What is Murder?

Section 18 of the Crimes Act 1900(NSW) states that murder “shall be taken to have been committed where the act of the accused, or thing by him or her omitted to be done, causing the death charged, was done or omitted with reckless indifference to human life, or with intent to kill or inflict grievous bodily harm upon some person, or done in an attempt to commit, or during or immediately after the commission, by the accused, or some accomplice with him or her, of a crime punishable by imprisonment for life or for 25 years.”

What are the Elements of Offence?

Physical Act/Actus Reus: An act or omission of the accused which caused the death.

Mental Element/Mens Rea: Intent to kill someone OR Intent to inflict grievous bodily harm upon some person OR reckless indifference to human life.

Note: For an omission by the accused to be considered a murder, the accused must have owed a duty of care to the deceased. A person who deliberately puts another in danger, comes under a duty to remove the danger.

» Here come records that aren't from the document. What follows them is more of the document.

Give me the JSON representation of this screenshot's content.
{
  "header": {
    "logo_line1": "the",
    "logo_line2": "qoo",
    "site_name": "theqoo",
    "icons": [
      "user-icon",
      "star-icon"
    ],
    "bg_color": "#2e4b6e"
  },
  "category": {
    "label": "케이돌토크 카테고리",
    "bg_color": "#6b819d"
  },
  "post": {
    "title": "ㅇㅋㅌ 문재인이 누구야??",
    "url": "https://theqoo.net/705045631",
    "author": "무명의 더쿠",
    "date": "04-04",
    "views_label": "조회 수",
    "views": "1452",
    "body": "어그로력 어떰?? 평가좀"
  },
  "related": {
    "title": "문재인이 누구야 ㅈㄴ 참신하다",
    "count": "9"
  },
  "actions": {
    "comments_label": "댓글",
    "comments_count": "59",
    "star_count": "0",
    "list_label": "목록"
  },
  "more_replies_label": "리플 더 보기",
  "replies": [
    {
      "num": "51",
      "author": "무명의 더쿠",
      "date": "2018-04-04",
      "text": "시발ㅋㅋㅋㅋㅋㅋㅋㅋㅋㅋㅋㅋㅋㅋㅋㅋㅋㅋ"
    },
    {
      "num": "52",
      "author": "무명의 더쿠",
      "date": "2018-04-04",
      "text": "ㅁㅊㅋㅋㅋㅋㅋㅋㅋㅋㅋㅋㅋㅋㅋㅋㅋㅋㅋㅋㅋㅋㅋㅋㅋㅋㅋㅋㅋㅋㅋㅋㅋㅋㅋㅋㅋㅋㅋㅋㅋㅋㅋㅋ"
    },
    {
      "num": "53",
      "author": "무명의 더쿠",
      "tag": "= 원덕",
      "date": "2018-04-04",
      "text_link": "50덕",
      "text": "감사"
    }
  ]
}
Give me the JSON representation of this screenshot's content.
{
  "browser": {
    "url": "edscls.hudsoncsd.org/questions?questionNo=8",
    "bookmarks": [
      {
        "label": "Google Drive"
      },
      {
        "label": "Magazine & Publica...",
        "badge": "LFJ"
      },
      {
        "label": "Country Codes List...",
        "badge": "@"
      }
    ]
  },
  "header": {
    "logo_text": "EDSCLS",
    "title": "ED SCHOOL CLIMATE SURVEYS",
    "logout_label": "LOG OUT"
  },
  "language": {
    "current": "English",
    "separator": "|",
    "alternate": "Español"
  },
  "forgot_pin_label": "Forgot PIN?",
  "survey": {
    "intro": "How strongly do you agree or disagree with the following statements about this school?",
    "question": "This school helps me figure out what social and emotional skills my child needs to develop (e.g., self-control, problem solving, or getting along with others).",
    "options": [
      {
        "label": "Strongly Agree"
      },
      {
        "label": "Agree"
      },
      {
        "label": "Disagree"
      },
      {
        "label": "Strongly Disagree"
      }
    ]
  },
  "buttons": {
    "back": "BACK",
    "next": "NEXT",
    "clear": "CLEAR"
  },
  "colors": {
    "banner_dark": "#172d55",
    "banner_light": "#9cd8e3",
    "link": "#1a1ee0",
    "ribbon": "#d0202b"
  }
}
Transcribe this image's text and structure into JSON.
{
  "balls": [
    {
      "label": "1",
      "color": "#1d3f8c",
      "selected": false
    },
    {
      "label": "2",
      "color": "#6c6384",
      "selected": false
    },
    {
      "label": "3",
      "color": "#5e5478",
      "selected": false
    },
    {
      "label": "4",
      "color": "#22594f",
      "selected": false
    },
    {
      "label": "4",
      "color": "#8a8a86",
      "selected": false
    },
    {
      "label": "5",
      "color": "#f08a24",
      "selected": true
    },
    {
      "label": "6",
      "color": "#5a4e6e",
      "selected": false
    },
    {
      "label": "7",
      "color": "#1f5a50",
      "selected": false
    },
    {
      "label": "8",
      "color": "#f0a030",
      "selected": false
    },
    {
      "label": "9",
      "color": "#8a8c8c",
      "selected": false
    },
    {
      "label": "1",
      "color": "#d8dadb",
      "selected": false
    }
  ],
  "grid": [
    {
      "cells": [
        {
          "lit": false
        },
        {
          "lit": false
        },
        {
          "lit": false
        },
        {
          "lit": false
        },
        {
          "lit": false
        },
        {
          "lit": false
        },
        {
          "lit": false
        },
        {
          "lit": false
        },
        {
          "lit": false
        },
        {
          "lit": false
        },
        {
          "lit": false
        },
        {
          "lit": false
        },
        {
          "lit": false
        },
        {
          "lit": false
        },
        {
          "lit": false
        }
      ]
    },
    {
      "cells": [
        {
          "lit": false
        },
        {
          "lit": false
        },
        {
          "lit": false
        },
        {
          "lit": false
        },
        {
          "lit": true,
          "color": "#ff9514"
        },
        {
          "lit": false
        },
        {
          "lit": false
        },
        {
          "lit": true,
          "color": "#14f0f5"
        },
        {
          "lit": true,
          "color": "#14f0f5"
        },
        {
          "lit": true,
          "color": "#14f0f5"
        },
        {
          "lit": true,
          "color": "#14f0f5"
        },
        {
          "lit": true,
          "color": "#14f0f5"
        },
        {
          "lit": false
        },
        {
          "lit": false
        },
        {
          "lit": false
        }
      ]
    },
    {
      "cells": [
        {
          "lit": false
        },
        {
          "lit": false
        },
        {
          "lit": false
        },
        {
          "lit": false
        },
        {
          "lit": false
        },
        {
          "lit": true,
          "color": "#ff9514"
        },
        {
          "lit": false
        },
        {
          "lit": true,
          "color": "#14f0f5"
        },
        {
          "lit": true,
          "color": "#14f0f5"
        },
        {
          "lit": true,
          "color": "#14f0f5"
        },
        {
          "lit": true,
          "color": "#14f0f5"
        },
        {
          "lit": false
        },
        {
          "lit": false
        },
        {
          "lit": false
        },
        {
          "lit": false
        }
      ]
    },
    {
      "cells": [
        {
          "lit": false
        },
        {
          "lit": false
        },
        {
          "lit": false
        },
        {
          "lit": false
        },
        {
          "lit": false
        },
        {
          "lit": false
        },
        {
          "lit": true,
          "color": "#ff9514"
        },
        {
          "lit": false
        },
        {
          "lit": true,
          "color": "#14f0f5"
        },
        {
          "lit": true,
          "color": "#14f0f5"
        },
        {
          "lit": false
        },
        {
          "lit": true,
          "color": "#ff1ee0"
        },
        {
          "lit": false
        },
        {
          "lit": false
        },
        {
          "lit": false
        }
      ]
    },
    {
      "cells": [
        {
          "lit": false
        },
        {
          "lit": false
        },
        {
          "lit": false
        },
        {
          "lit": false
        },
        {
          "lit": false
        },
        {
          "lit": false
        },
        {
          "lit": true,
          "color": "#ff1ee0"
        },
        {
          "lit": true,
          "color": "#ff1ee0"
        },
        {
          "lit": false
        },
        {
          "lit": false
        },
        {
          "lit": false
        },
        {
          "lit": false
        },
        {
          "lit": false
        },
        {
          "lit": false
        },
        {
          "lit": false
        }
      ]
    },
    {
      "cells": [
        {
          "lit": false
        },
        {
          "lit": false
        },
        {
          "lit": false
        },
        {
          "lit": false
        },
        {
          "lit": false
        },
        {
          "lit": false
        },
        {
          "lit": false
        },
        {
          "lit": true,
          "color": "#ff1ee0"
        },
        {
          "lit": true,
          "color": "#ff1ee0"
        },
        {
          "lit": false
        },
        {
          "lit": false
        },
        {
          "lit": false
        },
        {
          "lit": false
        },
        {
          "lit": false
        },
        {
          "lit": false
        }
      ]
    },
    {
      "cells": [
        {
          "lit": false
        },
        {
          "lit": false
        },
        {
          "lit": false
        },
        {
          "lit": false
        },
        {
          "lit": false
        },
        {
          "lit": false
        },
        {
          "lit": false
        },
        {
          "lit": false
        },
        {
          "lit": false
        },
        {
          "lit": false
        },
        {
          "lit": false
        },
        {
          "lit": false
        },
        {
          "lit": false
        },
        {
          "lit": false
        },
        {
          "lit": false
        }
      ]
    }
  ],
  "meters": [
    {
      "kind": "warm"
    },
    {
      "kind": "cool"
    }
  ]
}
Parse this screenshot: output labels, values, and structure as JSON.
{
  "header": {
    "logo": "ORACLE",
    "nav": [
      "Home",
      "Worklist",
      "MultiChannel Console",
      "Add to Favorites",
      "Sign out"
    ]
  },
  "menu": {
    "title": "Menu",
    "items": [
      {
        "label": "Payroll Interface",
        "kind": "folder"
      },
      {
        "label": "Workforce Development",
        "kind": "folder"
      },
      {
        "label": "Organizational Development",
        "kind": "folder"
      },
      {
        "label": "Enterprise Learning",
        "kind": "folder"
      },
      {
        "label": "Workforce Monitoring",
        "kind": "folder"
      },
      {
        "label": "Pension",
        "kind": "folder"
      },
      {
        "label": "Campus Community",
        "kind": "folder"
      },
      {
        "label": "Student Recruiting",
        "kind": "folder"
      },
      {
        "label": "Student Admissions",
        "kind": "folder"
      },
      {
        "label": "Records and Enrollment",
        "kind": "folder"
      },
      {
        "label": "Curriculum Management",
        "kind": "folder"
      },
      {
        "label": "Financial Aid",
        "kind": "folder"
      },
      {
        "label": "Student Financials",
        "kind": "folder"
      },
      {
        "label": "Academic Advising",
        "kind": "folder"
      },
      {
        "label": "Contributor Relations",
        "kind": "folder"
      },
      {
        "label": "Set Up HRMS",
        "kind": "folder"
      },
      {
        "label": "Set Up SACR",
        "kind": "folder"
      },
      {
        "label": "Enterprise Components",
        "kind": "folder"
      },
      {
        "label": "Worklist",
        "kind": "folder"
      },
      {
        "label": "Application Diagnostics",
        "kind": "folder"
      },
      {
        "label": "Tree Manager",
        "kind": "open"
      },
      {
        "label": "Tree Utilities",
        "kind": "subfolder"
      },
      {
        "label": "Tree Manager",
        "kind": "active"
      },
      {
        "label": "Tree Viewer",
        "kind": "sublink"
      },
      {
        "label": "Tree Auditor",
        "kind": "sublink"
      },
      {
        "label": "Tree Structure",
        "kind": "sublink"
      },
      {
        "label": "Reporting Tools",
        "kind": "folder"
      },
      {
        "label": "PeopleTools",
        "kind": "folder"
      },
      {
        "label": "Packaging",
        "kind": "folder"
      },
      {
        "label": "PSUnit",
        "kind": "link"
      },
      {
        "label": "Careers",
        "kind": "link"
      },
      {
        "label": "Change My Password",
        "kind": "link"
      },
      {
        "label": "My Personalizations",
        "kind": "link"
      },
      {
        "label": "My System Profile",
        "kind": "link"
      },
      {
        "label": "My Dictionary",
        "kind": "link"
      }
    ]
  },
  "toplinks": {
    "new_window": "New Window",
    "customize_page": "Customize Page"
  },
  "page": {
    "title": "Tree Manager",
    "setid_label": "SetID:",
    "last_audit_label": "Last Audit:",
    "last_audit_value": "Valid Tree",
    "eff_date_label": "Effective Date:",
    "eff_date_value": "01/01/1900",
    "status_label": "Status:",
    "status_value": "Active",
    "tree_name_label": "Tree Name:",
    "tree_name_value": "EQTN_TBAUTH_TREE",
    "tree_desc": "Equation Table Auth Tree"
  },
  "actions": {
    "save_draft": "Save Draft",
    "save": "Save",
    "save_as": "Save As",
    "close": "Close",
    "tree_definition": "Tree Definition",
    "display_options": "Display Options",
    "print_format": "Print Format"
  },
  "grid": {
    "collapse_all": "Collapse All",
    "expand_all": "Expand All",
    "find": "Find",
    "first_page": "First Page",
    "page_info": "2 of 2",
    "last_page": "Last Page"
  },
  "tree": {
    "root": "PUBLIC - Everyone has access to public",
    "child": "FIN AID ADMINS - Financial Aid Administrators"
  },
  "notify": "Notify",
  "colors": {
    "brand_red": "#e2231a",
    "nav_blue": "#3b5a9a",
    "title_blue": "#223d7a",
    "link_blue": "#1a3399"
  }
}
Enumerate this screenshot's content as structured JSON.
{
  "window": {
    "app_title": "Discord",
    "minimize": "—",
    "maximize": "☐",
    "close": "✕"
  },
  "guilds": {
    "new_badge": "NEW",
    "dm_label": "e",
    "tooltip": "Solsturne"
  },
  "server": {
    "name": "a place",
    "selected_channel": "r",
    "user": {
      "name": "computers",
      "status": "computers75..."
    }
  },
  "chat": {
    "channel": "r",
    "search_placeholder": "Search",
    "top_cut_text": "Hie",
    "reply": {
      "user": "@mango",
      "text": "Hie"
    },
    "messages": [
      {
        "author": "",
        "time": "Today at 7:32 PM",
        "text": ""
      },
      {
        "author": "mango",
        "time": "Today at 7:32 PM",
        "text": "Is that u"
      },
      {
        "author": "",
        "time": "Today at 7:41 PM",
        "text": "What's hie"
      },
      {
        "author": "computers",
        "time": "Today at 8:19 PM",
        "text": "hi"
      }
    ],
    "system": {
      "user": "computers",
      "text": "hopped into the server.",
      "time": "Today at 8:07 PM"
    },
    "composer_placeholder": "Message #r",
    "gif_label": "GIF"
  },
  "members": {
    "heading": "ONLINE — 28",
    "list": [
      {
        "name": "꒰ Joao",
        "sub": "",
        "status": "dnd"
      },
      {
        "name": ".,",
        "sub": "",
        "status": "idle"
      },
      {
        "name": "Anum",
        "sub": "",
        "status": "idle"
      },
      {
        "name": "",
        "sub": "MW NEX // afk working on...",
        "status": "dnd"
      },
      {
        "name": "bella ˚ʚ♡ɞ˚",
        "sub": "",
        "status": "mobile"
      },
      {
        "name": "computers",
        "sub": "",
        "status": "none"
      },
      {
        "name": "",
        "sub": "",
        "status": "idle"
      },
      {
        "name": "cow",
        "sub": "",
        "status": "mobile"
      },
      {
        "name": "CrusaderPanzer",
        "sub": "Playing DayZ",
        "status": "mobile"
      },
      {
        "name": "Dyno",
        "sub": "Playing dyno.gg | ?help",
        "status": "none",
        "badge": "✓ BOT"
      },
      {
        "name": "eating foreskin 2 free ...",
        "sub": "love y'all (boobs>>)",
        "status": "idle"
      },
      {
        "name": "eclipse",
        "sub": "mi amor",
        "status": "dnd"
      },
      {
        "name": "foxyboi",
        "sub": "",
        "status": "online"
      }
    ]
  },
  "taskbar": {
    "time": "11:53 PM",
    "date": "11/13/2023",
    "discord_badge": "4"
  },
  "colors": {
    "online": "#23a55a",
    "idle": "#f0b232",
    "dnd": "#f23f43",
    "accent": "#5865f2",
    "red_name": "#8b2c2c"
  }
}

What must the Prosecution Prove?

  1. The accused acted or omitted to act, causing the death of the deceased.
  2. There was an intention to kill or inflict grievous bodily harm or there was reckless indifference to human life.

Onus of Proof

If you have been charged with the criminal offence of fraud, you are innocent until proven guilty beyond reasonable doubt. The jury will review all available evidence and circumstances of the case and make a determination that you have been guilty of an offence. This concept was discussed by their Honour of Dixon CJ in Plomp v The Queen [1963] HCA 44; (1963) 110 CLR 234 at 242 where he said:

“All the circumstances of the case must be weighed in judging whether there is evidence upon which a jury may reasonably be satisfied beyond reasonable doubt of the commission of the crime charged”.

What is Maximum Penalty for Fraud?

Section 19A of the Crimes Act 1900 (NSW) sets out the punishment for murder. It states that the crime is punishable with imprisonment of life, which is the person’s natural life. However, depending on the facts and circumstances of the case, the punishment may vary.

Why are the Defences Available?

Self Defence- Self defence is defence to murder if you have killed a person while defending yourself from physical and threatened attacks.

Provocation – Section 23(2) Crimes Act 1900 (NSW) provides that the defence of provocation is only available in cases where an ordinary person, faced with the same provocation which the accused faced, could have lost self-control so as to form an intention to kill or cause grievous bodily harm.

Automatism – The defence of automatism can be raised if your offence committed was involuntarily.

Mental illness – For a successful defence of mental illness you must provide that you were suffering from mental illness and were not responsible for your actions.